The bottom line is that the more manufacturers reduce the sinful ingredients from the processed food items, the worse it tends to taste. For example – Higher fiber in a cookie will make it soggy so it needs more fat to make it crisp. Oats was a tough sell till fruity and sugary flavors were introduced. Also, if you’re anything like me, the zero calorie sweetener never really tastes the same as sugar, does it?!!As long as food choices of consumers are based primarily on taste and labeling laws open to manipulation, manufacturers will continue to walk the tight rope of selling their products versus complete transparency.

Look at the list of Ingredients.

A good rule of thumb is to scan the first three ingredients, because they are the largest part of what you’re eating.

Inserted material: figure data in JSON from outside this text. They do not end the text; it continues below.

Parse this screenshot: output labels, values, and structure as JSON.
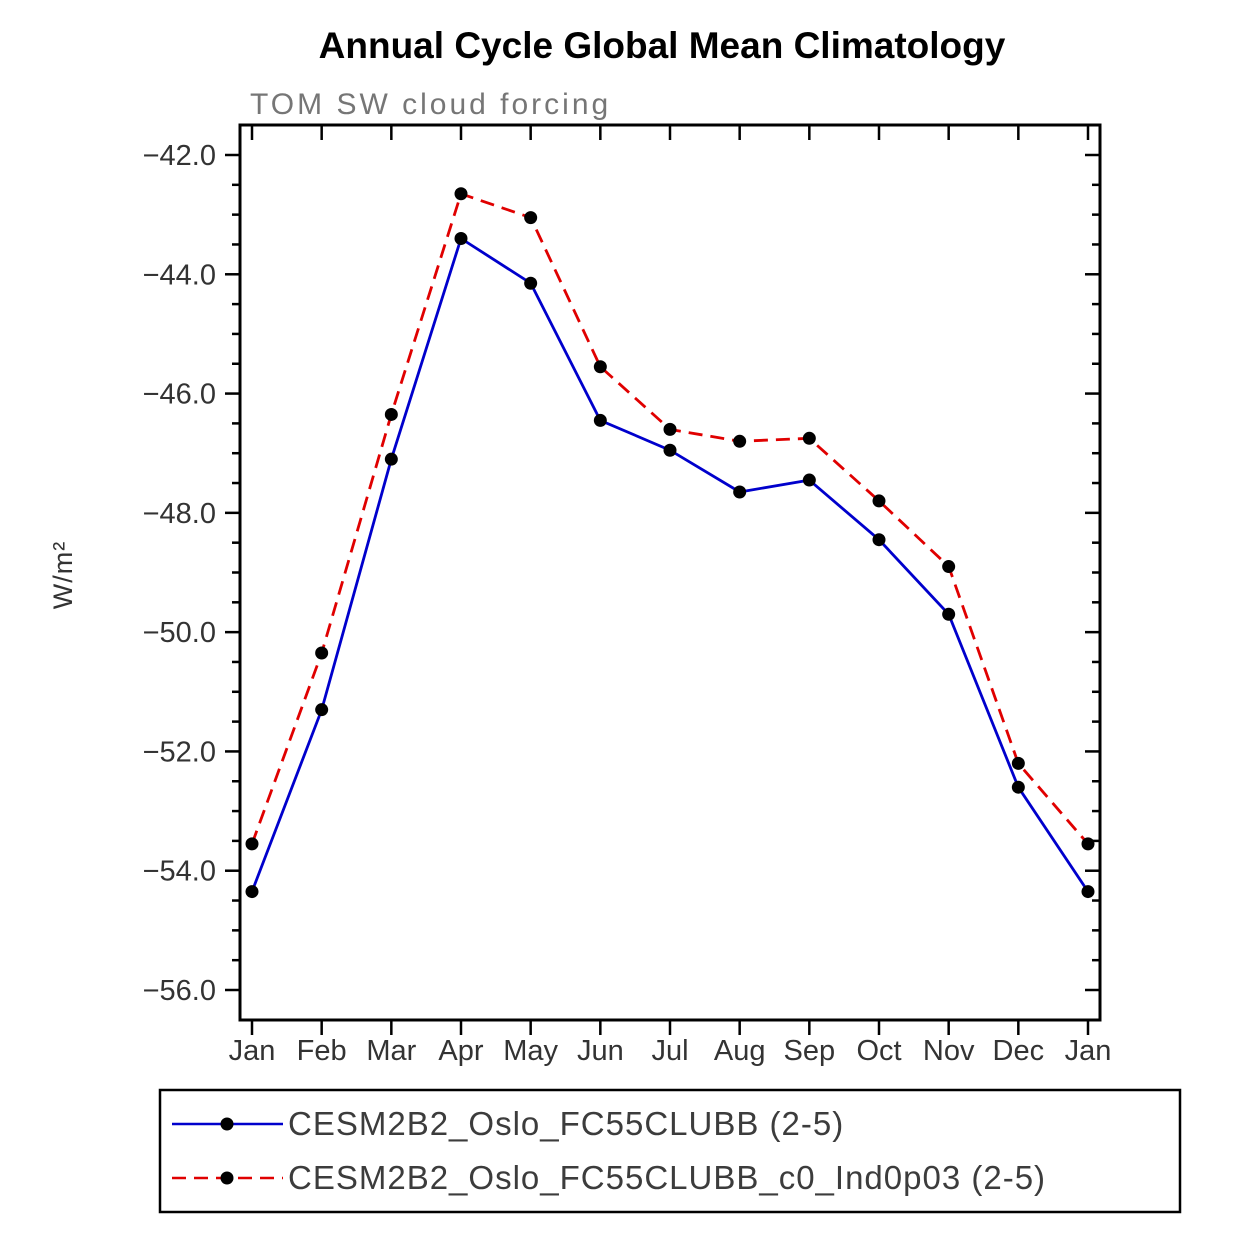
{
  "chart_data": {
    "type": "line",
    "title": "Annual Cycle Global Mean Climatology",
    "subtitle": "TOM SW cloud forcing",
    "ylabel": "W/m²",
    "xlabel": "",
    "categories": [
      "Jan",
      "Feb",
      "Mar",
      "Apr",
      "May",
      "Jun",
      "Jul",
      "Aug",
      "Sep",
      "Oct",
      "Nov",
      "Dec",
      "Jan"
    ],
    "ylim": [
      -56.0,
      -42.0
    ],
    "ytick_step": 2.0,
    "ytick_minor_step": 0.5,
    "grid": false,
    "legend_position": "bottom",
    "marker_color": "#000000",
    "axis_color": "#000000",
    "series": [
      {
        "name": "CESM2B2_Oslo_FC55CLUBB (2-5)",
        "color": "#0000cc",
        "line_style": "solid",
        "values": [
          -54.35,
          -51.3,
          -47.1,
          -43.4,
          -44.15,
          -46.45,
          -46.95,
          -47.65,
          -47.45,
          -48.45,
          -49.7,
          -52.6,
          -54.35
        ]
      },
      {
        "name": "CESM2B2_Oslo_FC55CLUBB_c0_Ind0p03 (2-5)",
        "color": "#e00000",
        "line_style": "dashed",
        "values": [
          -53.55,
          -50.35,
          -46.35,
          -42.65,
          -43.05,
          -45.55,
          -46.6,
          -46.8,
          -46.75,
          -47.8,
          -48.9,
          -52.2,
          -53.55
        ]
      }
    ]
  }
}
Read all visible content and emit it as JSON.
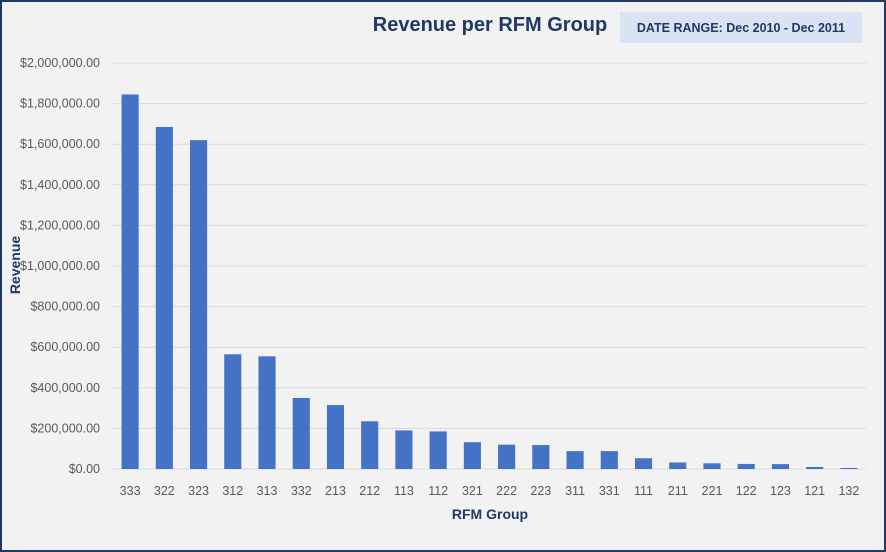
{
  "chart_data": {
    "type": "bar",
    "title": "Revenue per RFM Group",
    "subtitle": "DATE RANGE: Dec 2010 - Dec 2011",
    "xlabel": "RFM Group",
    "ylabel": "Revenue",
    "categories": [
      "333",
      "322",
      "323",
      "312",
      "313",
      "332",
      "213",
      "212",
      "113",
      "112",
      "321",
      "222",
      "223",
      "311",
      "331",
      "111",
      "211",
      "221",
      "122",
      "123",
      "121",
      "132"
    ],
    "values": [
      1845000,
      1685000,
      1620000,
      565000,
      555000,
      350000,
      315000,
      235000,
      190000,
      185000,
      132000,
      120000,
      118000,
      88000,
      88000,
      53000,
      32000,
      28000,
      25000,
      24000,
      10000,
      5000
    ],
    "ylim": [
      0,
      2000000
    ],
    "yticks": [
      0,
      200000,
      400000,
      600000,
      800000,
      1000000,
      1200000,
      1400000,
      1600000,
      1800000,
      2000000
    ],
    "ytick_labels": [
      "$0.00",
      "$200,000.00",
      "$400,000.00",
      "$600,000.00",
      "$800,000.00",
      "$1,000,000.00",
      "$1,200,000.00",
      "$1,400,000.00",
      "$1,600,000.00",
      "$1,800,000.00",
      "$2,000,000.00"
    ],
    "grid": true,
    "legend": "none",
    "colors": {
      "bar": "#4472c4",
      "grid": "#d9d9d9",
      "title": "#1f3864",
      "background": "#f2f2f2",
      "date_box": "#dae3f3"
    }
  }
}
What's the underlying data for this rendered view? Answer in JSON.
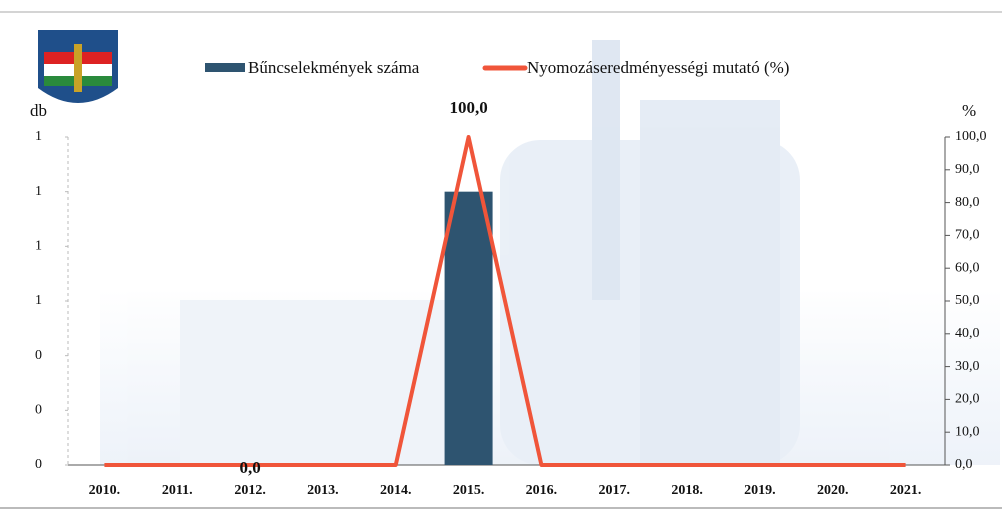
{
  "chart_data": {
    "type": "bar",
    "categories": [
      "2010.",
      "2011.",
      "2012.",
      "2013.",
      "2014.",
      "2015.",
      "2016.",
      "2017.",
      "2018.",
      "2019.",
      "2020.",
      "2021."
    ],
    "ylabel": "db",
    "y2label": "%",
    "ylim": [
      0,
      1.2
    ],
    "yticks": [
      0,
      {
        "value": 0.2,
        "label": "0"
      },
      {
        "value": 0.4,
        "label": "0"
      },
      {
        "value": 0.6,
        "label": "1"
      },
      {
        "value": 0.8,
        "label": "1"
      },
      1,
      {
        "value": 1.2,
        "label": "1"
      }
    ],
    "y2lim": [
      0,
      100
    ],
    "y2ticks": [
      {
        "value": 0,
        "label": "0,0"
      },
      {
        "value": 10,
        "label": "10,0"
      },
      {
        "value": 20,
        "label": "20,0"
      },
      {
        "value": 30,
        "label": "30,0"
      },
      {
        "value": 40,
        "label": "40,0"
      },
      {
        "value": 50,
        "label": "50,0"
      },
      {
        "value": 60,
        "label": "60,0"
      },
      {
        "value": 70,
        "label": "70,0"
      },
      {
        "value": 80,
        "label": "80,0"
      },
      {
        "value": 90,
        "label": "90,0"
      },
      {
        "value": 100,
        "label": "100,0"
      }
    ],
    "series": [
      {
        "name": "Bűncselekmények száma",
        "type": "bar",
        "color": "#2e5470",
        "values": [
          0,
          0,
          0,
          0,
          0,
          1,
          0,
          0,
          0,
          0,
          0,
          0
        ]
      },
      {
        "name": "Nyomozáseredményességi mutató (%)",
        "type": "line",
        "axis": "y2",
        "color": "#f0553a",
        "values": [
          0,
          0,
          0,
          0,
          0,
          100,
          0,
          0,
          0,
          0,
          0,
          0
        ],
        "value_labels": [
          null,
          null,
          "0,0",
          null,
          null,
          "100,0",
          null,
          null,
          null,
          null,
          null,
          null
        ]
      }
    ]
  }
}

All food packages include a list of ingredients but they are not always found as part of the nutrition information panel. Ingredients are listed in order of quantity from largest to smallest. Sugar, fat and salt are often listed in the ingredient list under different names.  Therefore, healthier ingredients can be listed at the top, and sugar (by any other name…is still sugar) further down. So a product loaded with sugar, doesn’t necessarily show it as one of the top ingredients.

If the first ingredients include refined grains, some sort of sugar or hydrogenated oils, you can be pretty sure that the product is unhealthy. Instead, try to choose items that have whole foods listed as the first three ingredients.

Another good rule of thumb is if the ingredients list is longer than 2–3 lines, you can assume that the product is highly processed.

If you or someone in your family has food allergies to gluten, lactose, nuts etc, food labels are your first step in avoiding potentially serious situations.

So, before you drop a package in your grocery basket read it before you eat it!